Some outsourcing jobs are becoming as cheap to fill in the US as they are in India, according to the head of the country’s largest business process outsourcing company.
High unemployment levels have driven down wages for some low-skilled outsourcing services in some parts of the US, particularly among the Hispanic population.At the same time, wages in India’s outsourcing sector have risen by 10 per cent this year and senior outsourcing managers based in the country command salaries above global averages.
Pramod Bhasin, the chief executive of Genpact, said his company expected to treble its workforce in the US over the next two years, from about 1,500 employees now.
The narrowing of the traditional cost advantage is also spurring other Indian outsourcers to hire more staff outside India.
Wipro, the Bangalore-based IT outsourcing company, started to recruit workers in Europe, the Middle East and Africa during the global economic downturn. Suresh Vaswani, joint chief executive of Wipro Technologies, forecasts that half of his company’s overseas workforce will be non-Indians in two years, from the current 39 per cent.
India is still expected to retain the overall cost advantage, particularly in more sophisticated software outsourcing.
Observers say that while the cost of some senior positions may have equalised with the US and certain call centre services may be more cost-effective to set up in depressed areas of the US, this phenomenon may not outlast the US downturn.
Even after a tripling in numbers, Genpact’s US workforce would still be only about a ninth of its total staff. The former in-house outsourcing unit of US multinational General Electric has operations in Chicago, Pennsylvania, Tennessee and New York.
The move to expand operations in the US also comes as protectionist rhetoric against outsourcers rises in Washington. Last week, Charles Schumer, a US senator, described Indian IT outsourcing companies unflatteringly as “chop shops”, a term referring to places where stolen cars are dismantled for their parts.
Mr Bhasin said Indian outsourcers needed to be more sympathetic to the deep economic woes in the US, not least because US business had helped India’s outsourcing industry “piggy-back” on its success.
Businesses based on wage arbitrage exploit the opportunity created by the difference in wages between two labor markets. An intrinsic characteristic of arbitrage-based business is that the window of opportunity narrows over time and eventually closes. This is because while 'buying low and selling high' works initially, the price in the lower market starts increasing and the price in the higher market starts decreasing, as demand flows to the market with lower prices. Over time, prices in both markets reach more or less the same level.
There is nothing surprising about this trend.

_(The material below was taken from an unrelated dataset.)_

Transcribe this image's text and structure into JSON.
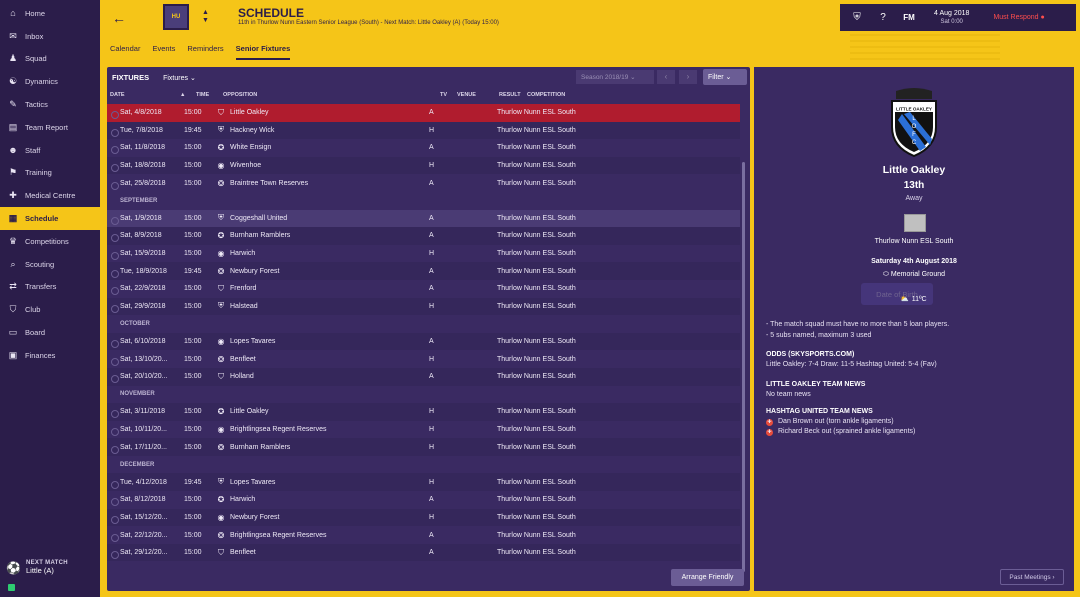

The only way for outsourcing to low cost destinations can remain a sustainable business is for them to develop a value proposition other than simple wage arbitrage. Providers who haven't done that, and who have been too busy with tactical moves and operational improvements in an arbitrage based business model will soon be compelled (if they aren't already) to either change their model (if it is not too late) or close shop.